Underrepresented scholars from State University of New York community colleges have arrived at Binghamton University for an eight-week summer research program. The program will culminate with a virtual poster session to be held at 9 a.m. Friday, July 20. The session will allow participants the opportunity to display their research accomplishments using text and graphics.
The scholars, participants in the SUNY Upstate Bridges to the Baccalaureate program, directed by professors Lisa Savage and Patricia Di Lorenzo, are paired with Binghamton University faculty mentors to conduct a variety of experiments and research projects. Four Advanced Bridges Researchers, who are Bridges students who have transferred to Binghamton and are funded for a second summer research experience, will also take part this summer.
This is the 24th year Binghamton University has participated in the SUNY Upstate Bridges to the Baccalaureate Program, which was established to increase the number of underrepresented scholars pursuing and earning baccalaureate degrees in the biomedical sciences. Students accepted into this year’s program are from Monroe, Onondaga and Westchester community colleges.
The program guarantees Binghamton University admission to underrepresented students who have maintained a 2.7 grade point average in science courses and overall at selected community colleges.
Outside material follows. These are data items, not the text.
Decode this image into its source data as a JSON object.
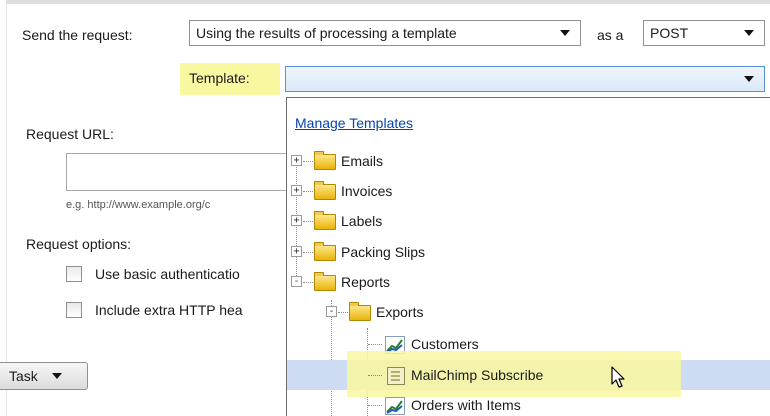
{
  "form": {
    "send_request_label": "Send the request:",
    "send_request_value": "Using the results of processing a template",
    "as_a_label": "as a",
    "method_value": "POST",
    "template_label": "Template:",
    "template_value": "",
    "request_url_label": "Request URL:",
    "url_value": "",
    "url_hint": "e.g. http://www.example.org/c",
    "request_options_label": "Request options:",
    "option_basic_auth": "Use basic authenticatio",
    "option_extra_headers": "Include extra HTTP hea",
    "task_button": "Task"
  },
  "dropdown": {
    "manage_link": "Manage Templates",
    "items": [
      {
        "label": "Emails",
        "icon": "folder-icon",
        "expander": "+"
      },
      {
        "label": "Invoices",
        "icon": "folder-icon",
        "expander": "+"
      },
      {
        "label": "Labels",
        "icon": "folder-icon",
        "expander": "+"
      },
      {
        "label": "Packing Slips",
        "icon": "folder-icon",
        "expander": "+"
      },
      {
        "label": "Reports",
        "icon": "folder-icon",
        "expander": "-"
      },
      {
        "label": "Exports",
        "icon": "folder-icon",
        "expander": "-"
      },
      {
        "label": "Customers",
        "icon": "chart-icon"
      },
      {
        "label": "MailChimp Subscribe",
        "icon": "document-icon",
        "selected": true
      },
      {
        "label": "Orders with Items",
        "icon": "chart-icon"
      }
    ]
  },
  "colors": {
    "highlight": "#f9f7a0",
    "selection": "#cddcf2",
    "link": "#0645ad"
  }
}
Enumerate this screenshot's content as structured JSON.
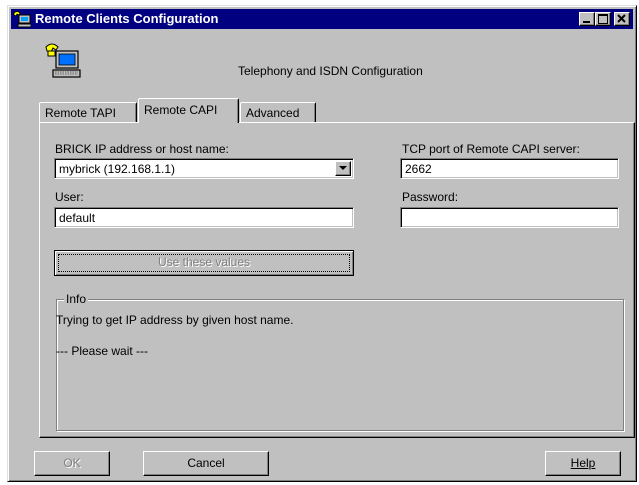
{
  "window": {
    "title": "Remote Clients Configuration",
    "title_icon": "telephone-computer-icon"
  },
  "header": {
    "title": "Telephony and ISDN Configuration",
    "icon": "telephone-computer-icon"
  },
  "tabs": [
    {
      "label": "Remote TAPI",
      "active": false
    },
    {
      "label": "Remote CAPI",
      "active": true
    },
    {
      "label": "Advanced",
      "active": false
    }
  ],
  "form": {
    "brick_label": "BRICK IP address or host name:",
    "brick_value": "mybrick (192.168.1.1)",
    "tcp_label": "TCP port of Remote CAPI server:",
    "tcp_value": "2662",
    "user_label": "User:",
    "user_value": "default",
    "password_label": "Password:",
    "password_value": "",
    "use_values_button": "Use these values"
  },
  "info": {
    "title": "Info",
    "line1": "Trying to get IP address by given host name.",
    "line2": "--- Please wait ---"
  },
  "buttons": {
    "ok": "OK",
    "cancel": "Cancel",
    "help": "Help"
  },
  "colors": {
    "face": "#c0c0c0",
    "titlebar": "#000080",
    "disabled_text": "#808080"
  }
}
Such individuals include U.S. citizens and permanent residents who are African American, Hispanic-American, Native-American and natives of the U.S. Pacific Islands, or individuals with disabilities or individuals from a disadvantaged background.
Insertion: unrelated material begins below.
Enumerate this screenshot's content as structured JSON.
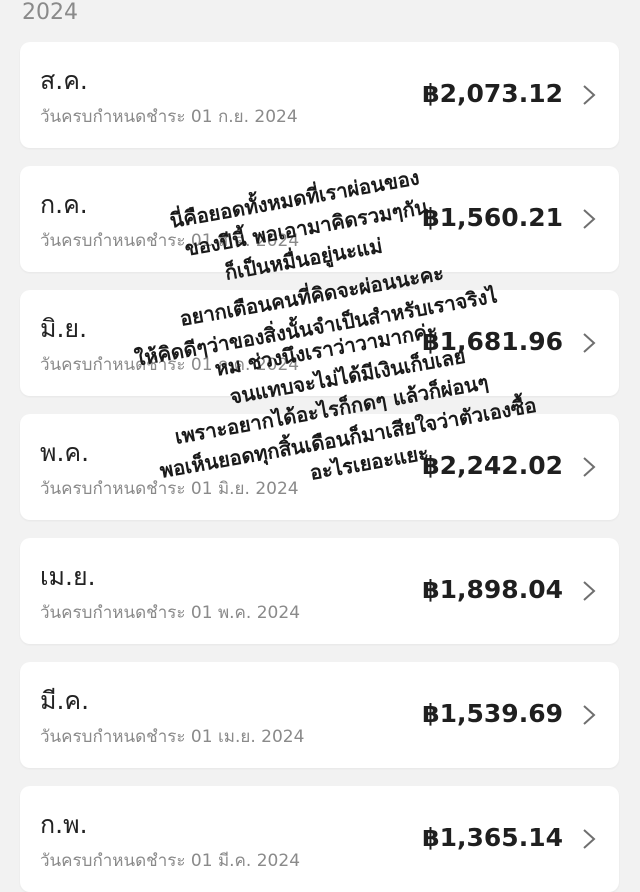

Bridges students receive a combination of mentoring, tutoring and financial support throughout the program, as well as the opportunity for hands-on research in the labs of their Binghamton faculty mentors. Throughout the program, co-coordinators at each of the community colleges work closely with Binghamton staff and faculty to build ties that will lead to student success there and later at a baccalaureate institution.
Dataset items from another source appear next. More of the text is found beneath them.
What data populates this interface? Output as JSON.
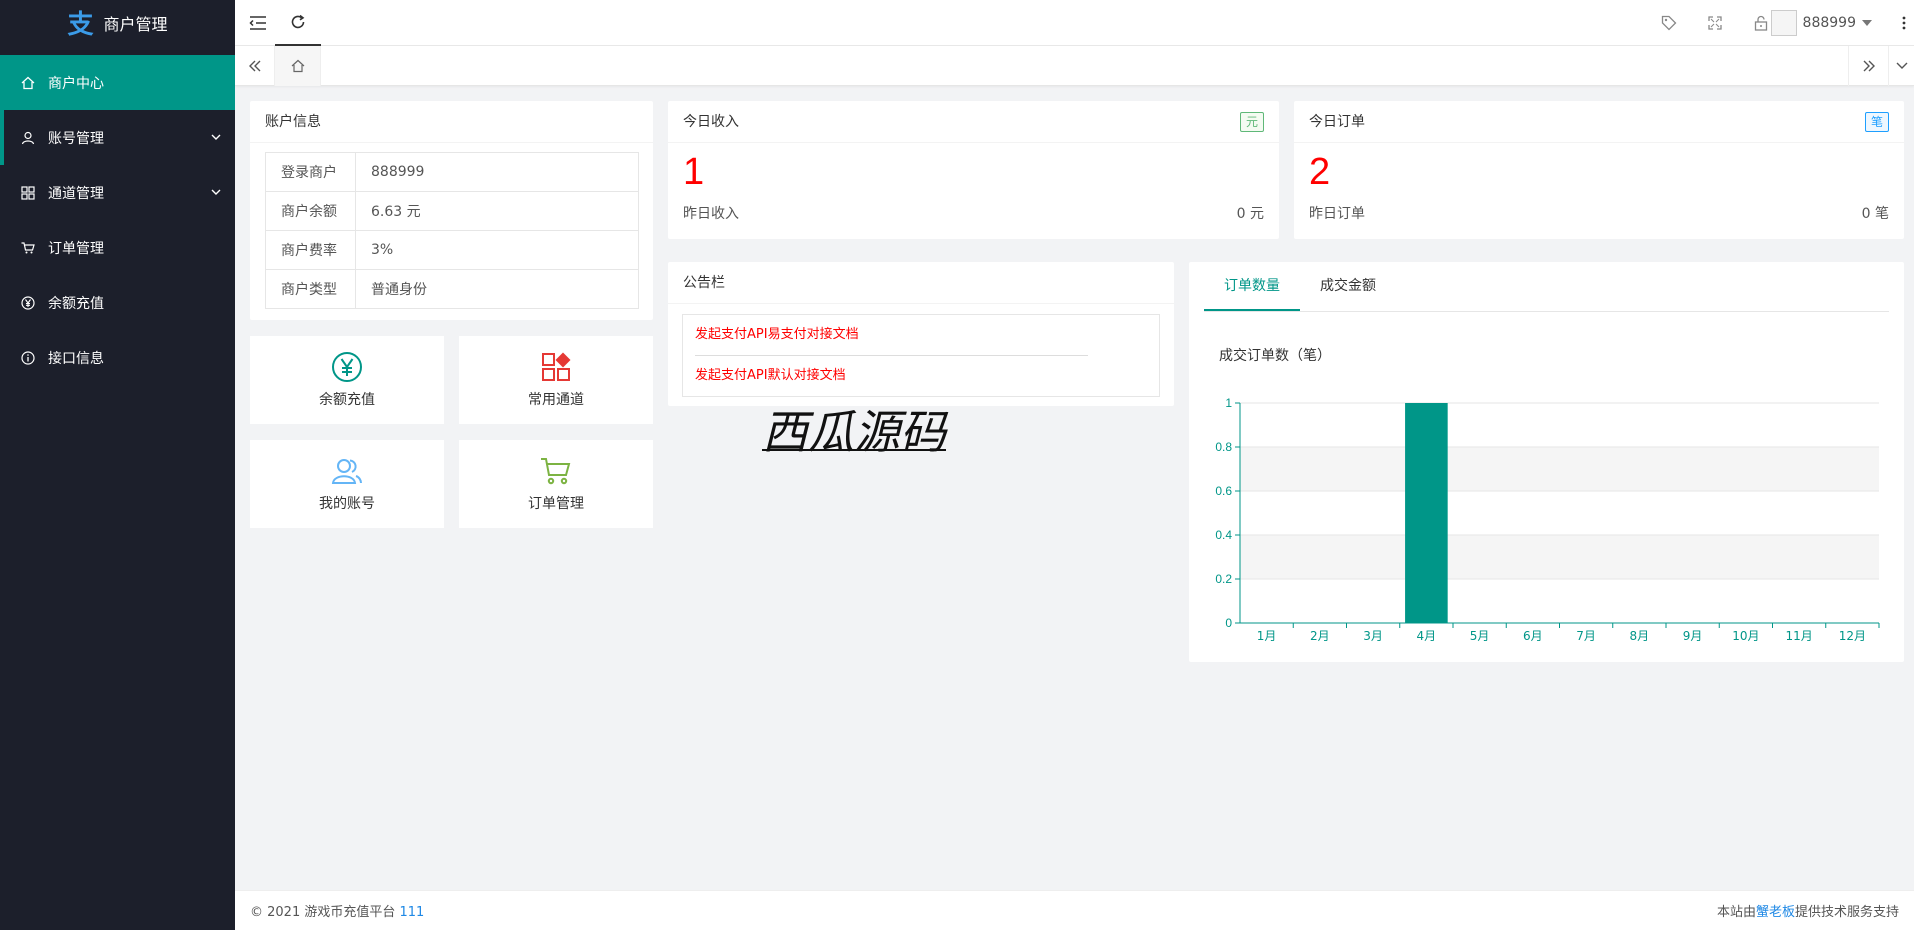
{
  "app": {
    "logo_glyph": "支",
    "title": "商户管理"
  },
  "sidebar": {
    "items": [
      {
        "label": "商户中心",
        "icon": "home-icon"
      },
      {
        "label": "账号管理",
        "icon": "user-icon"
      },
      {
        "label": "通道管理",
        "icon": "grid-icon"
      },
      {
        "label": "订单管理",
        "icon": "cart-icon"
      },
      {
        "label": "余额充值",
        "icon": "yen-icon"
      },
      {
        "label": "接口信息",
        "icon": "info-icon"
      }
    ]
  },
  "header": {
    "username": "888999"
  },
  "account": {
    "title": "账户信息",
    "rows": [
      {
        "key": "登录商户",
        "value": "888999"
      },
      {
        "key": "商户余额",
        "value": "6.63 元"
      },
      {
        "key": "商户费率",
        "value": "3%"
      },
      {
        "key": "商户类型",
        "value": "普通身份"
      }
    ]
  },
  "income": {
    "title": "今日收入",
    "badge": "元",
    "value": "1",
    "sub_label": "昨日收入",
    "sub_value": "0 元"
  },
  "orders": {
    "title": "今日订单",
    "badge": "笔",
    "value": "2",
    "sub_label": "昨日订单",
    "sub_value": "0 笔"
  },
  "shortcuts": [
    {
      "label": "余额充值",
      "icon": "yen-icon"
    },
    {
      "label": "常用通道",
      "icon": "apps-icon"
    },
    {
      "label": "我的账号",
      "icon": "users-icon"
    },
    {
      "label": "订单管理",
      "icon": "cart-icon"
    }
  ],
  "notice": {
    "title": "公告栏",
    "links": [
      "发起支付API易支付对接文档",
      "发起支付API默认对接文档"
    ]
  },
  "chart_panel": {
    "tabs": [
      "订单数量",
      "成交金额"
    ],
    "chart_title": "成交订单数（笔）"
  },
  "chart_data": {
    "type": "bar",
    "title": "成交订单数（笔）",
    "categories": [
      "1月",
      "2月",
      "3月",
      "4月",
      "5月",
      "6月",
      "7月",
      "8月",
      "9月",
      "10月",
      "11月",
      "12月"
    ],
    "values": [
      0,
      0,
      0,
      1,
      0,
      0,
      0,
      0,
      0,
      0,
      0,
      0
    ],
    "yticks": [
      "0",
      "0.2",
      "0.4",
      "0.6",
      "0.8",
      "1"
    ],
    "ylim": [
      0,
      1
    ],
    "grid": true,
    "bar_color": "#009688"
  },
  "watermark": "西瓜源码",
  "footer": {
    "copyright": "© 2021 游戏币充值平台",
    "version": "111",
    "support_prefix": "本站由",
    "support_name": "蟹老板",
    "support_suffix": "提供技术服务支持"
  },
  "colors": {
    "accent": "#009688",
    "sidebar_bg": "#1c1f2b",
    "red": "#ff0000"
  }
}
The program will follow those who return to their community college for another year of courses, and Bridges will support their progress. When they are ready, Bridges will help them transfer to a four-year institution to complete their baccalaureate degree in the sciences.
The program has hosted 397 students in the last 23 years, 92 percent of which have transferred to a four-year institution. Of these students, 86 percent went on to earn a four-year degree. There are currently 193 Bridges students in biomedical fields.
Those students who are ready to transfer will be encouraged to apply for admission to a four-year institution this fall. The program guarantees Binghamton University admission to qualified Bridges students from the participating community colleges.
The Bridges Researchers will attend and present at the virtual University of Buffalo Undergraduate Research conference on July 21-22.